I neither smoke nor care much for people who do, and I'm anything but a fan of the tobacco industry. But you have to recognize and applaud sincere efforts, wherever you may find them, to make farming work in today's open-ended social and economic environment in the egalitarian and empowering way that agrarians from Jefferson on down have insisted that it can and should. The American government spends billions of dollars on agriculture, flooding world markets while protecting our own, propping up bloated agribusinesses that soak up the corporate welfare and use their wealth to patent crops and micromanage farming like any profit-minded corporation would, and all the while fails to do the basic things which France--which is hardly free of such abuses themselves--has successfully done with far less overall spending: identify limited niche markets where agricultural commodities, produced in conservative and limited--and therefore all the more personalized and enriching--ways continue to shape an overall way of life.

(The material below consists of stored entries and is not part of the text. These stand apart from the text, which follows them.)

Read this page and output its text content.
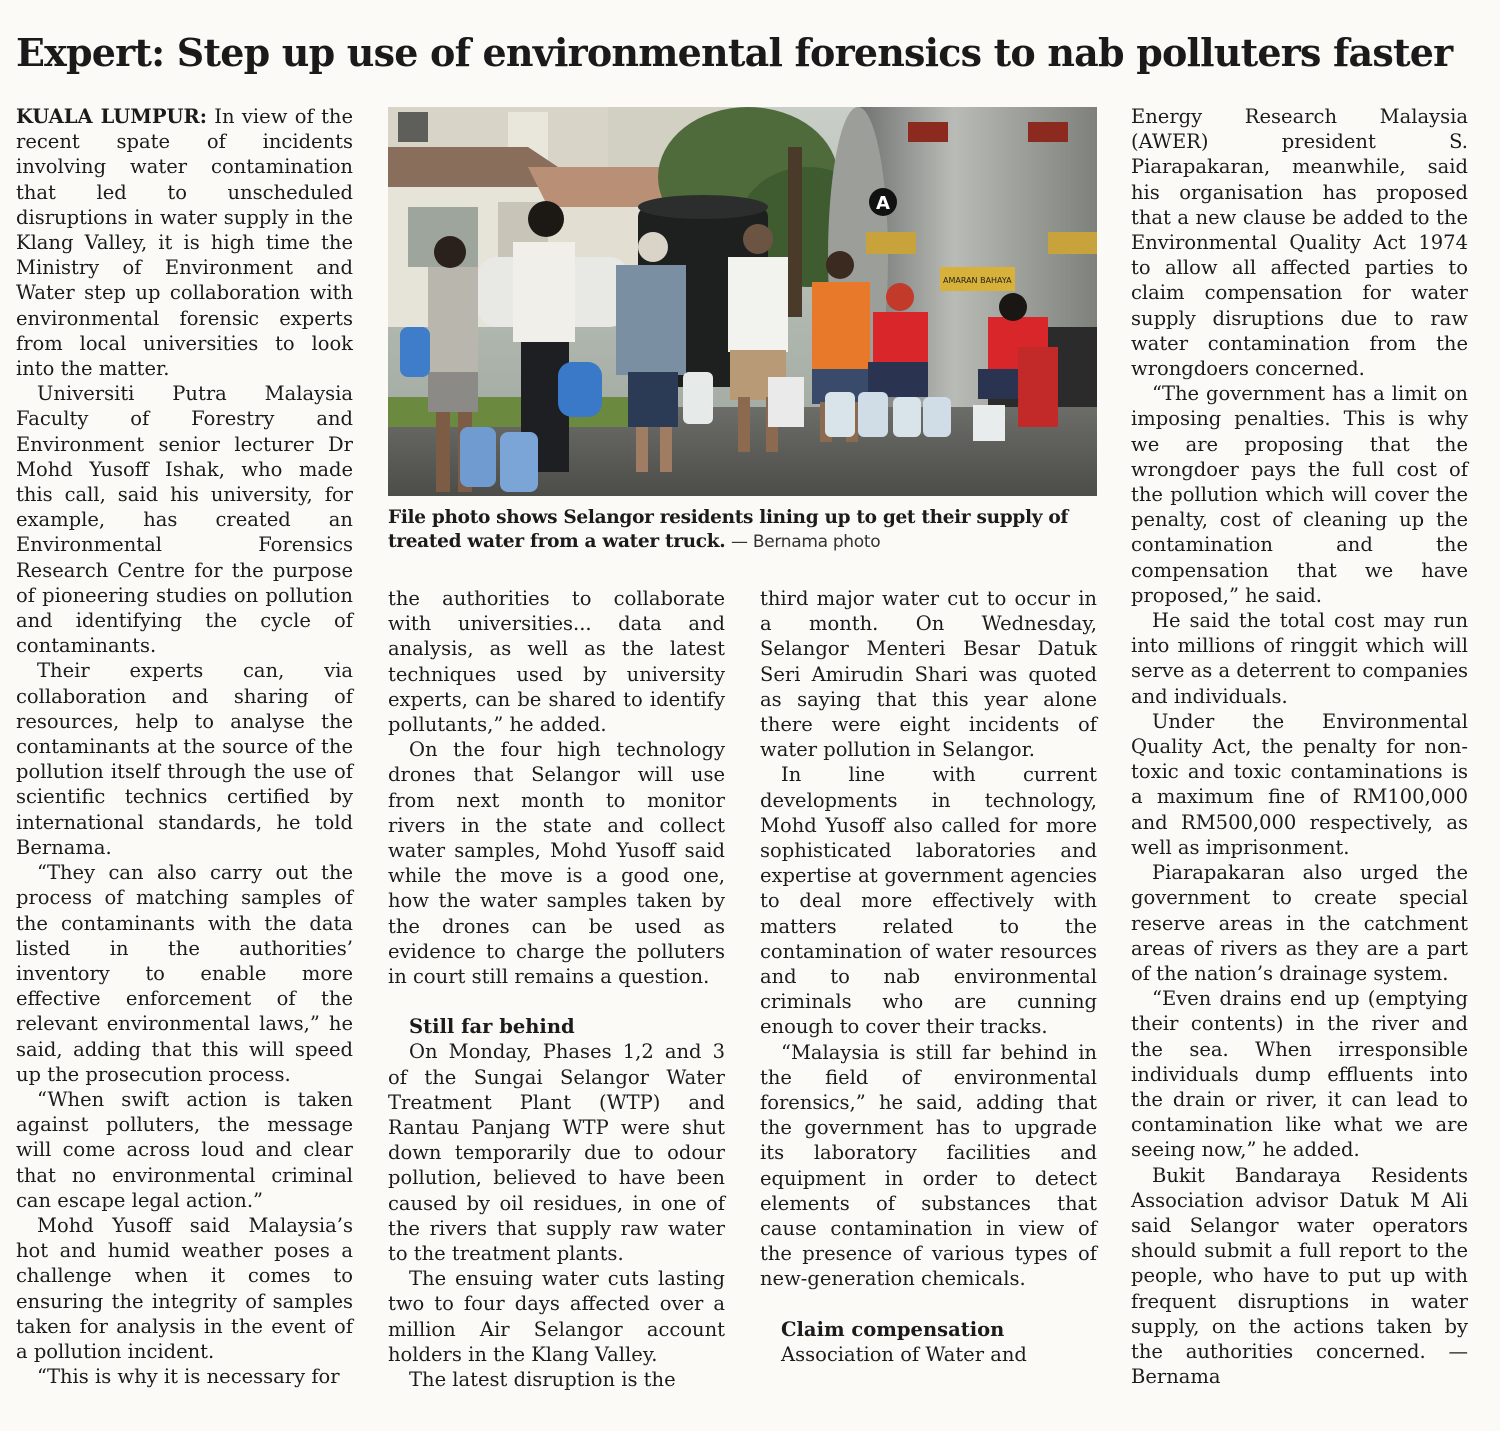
Expert: Step up use of environmental forensics to nab polluters faster

KUALA LUMPUR: In view of the recent spate of incidents involving water contamination that led to unscheduled disruptions in water supply in the Klang Valley, it is high time the Ministry of Environment and Water step up collaboration with environmental forensic experts from local universities to look into the matter.

Universiti Putra Malaysia Faculty of Forestry and Environment senior lecturer Dr Mohd Yusoff Ishak, who made this call, said his university, for example, has created an Environmental Forensics Research Centre for the purpose of pioneering studies on pollution and identifying the cycle of contaminants.

Their experts can, via collaboration and sharing of resources, help to analyse the contaminants at the source of the pollution itself through the use of scientific technics certified by international standards, he told Bernama.

“They can also carry out the process of matching samples of the contaminants with the data listed in the authorities’ inventory to enable more effective enforcement of the relevant environmental laws,” he said, adding that this will speed up the prosecution process.

“When swift action is taken against polluters, the message will come across loud and clear that no environmental criminal can escape legal action.”

Mohd Yusoff said Malaysia’s hot and humid weather poses a challenge when it comes to ensuring the integrity of samples taken for analysis in the event of a pollution incident.

“This is why it is necessary for

A
AMARAN BAHAYA
File photo shows Selangor residents lining up to get their supply of treated water from a water truck. — Bernama photo

the authorities to collaborate with universities... data and analysis, as well as the latest techniques used by university experts, can be shared to identify pollutants,” he added.

On the four high technology drones that Selangor will use from next month to monitor rivers in the state and collect water samples, Mohd Yusoff said while the move is a good one, how the water samples taken by the drones can be used as evidence to charge the polluters in court still remains a question.

Still far behind

On Monday, Phases 1,2 and 3 of the Sungai Selangor Water Treatment Plant (WTP) and Rantau Panjang WTP were shut down temporarily due to odour pollution, believed to have been caused by oil residues, in one of the rivers that supply raw water to the treatment plants.

The ensuing water cuts lasting two to four days affected over a million Air Selangor account holders in the Klang Valley.

The latest disruption is the

third major water cut to occur in a month. On Wednesday, Selangor Menteri Besar Datuk Seri Amirudin Shari was quoted as saying that this year alone there were eight incidents of water pollution in Selangor.

In line with current developments in technology, Mohd Yusoff also called for more sophisticated laboratories and expertise at government agencies to deal more effectively with matters related to the contamination of water resources and to nab environmental criminals who are cunning enough to cover their tracks.

“Malaysia is still far behind in the field of environmental forensics,” he said, adding that the government has to upgrade its laboratory facilities and equipment in order to detect elements of substances that cause contamination in view of the presence of various types of new-generation chemicals.

Claim compensation

Association of Water and

Energy Research Malaysia (AWER) president S. Piarapakaran, meanwhile, said his organisation has proposed that a new clause be added to the Environmental Quality Act 1974 to allow all affected parties to claim compensation for water supply disruptions due to raw water contamination from the wrongdoers concerned.

“The government has a limit on imposing penalties. This is why we are proposing that the wrongdoer pays the full cost of the pollution which will cover the penalty, cost of cleaning up the contamination and the compensation that we have proposed,” he said.

He said the total cost may run into millions of ringgit which will serve as a deterrent to companies and individuals.

Under the Environmental Quality Act, the penalty for non-toxic and toxic contaminations is a maximum fine of RM100,000 and RM500,000 respectively, as well as imprisonment.

Piarapakaran also urged the government to create special reserve areas in the catchment areas of rivers as they are a part of the nation’s drainage system.

“Even drains end up (emptying their contents) in the river and the sea. When irresponsible individuals dump effluents into the drain or river, it can lead to contamination like what we are seeing now,” he added.

Bukit Bandaraya Residents Association advisor Datuk M Ali said Selangor water operators should submit a full report to the people, who have to put up with frequent disruptions in water supply, on the actions taken by the authorities concerned. — Bernama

I don't imagine that the majority of the Illinois corn fields surrounding our house will be transformed into numerous small or mid-sized, locally productive and managed farms anytime soon. Still, one can hope: hope that the CSP and programs like it receives more funding and is extended to more areas of the country, hope that more people will key into the way in which farming can help to sustain a populist public good. The state must play an important role here: not simply as a provider of welfare per se, but because--absent, as I said above, a complete agrarian revolution--it alone has the democratic power to structure and thus shape the way in which modern technologies and markets interact with farmers and farming communities. Without such structuring, the best--most communitarian, most Laschian, most egalitarian, most local, most conservative--aspects of American farm work will be hard-pressed to survive. But if they do survive, or even flourish, farmers like the Amoths might well endure to be popular examples of the kind of good life which workers the country over might someday be clamoring to conserve.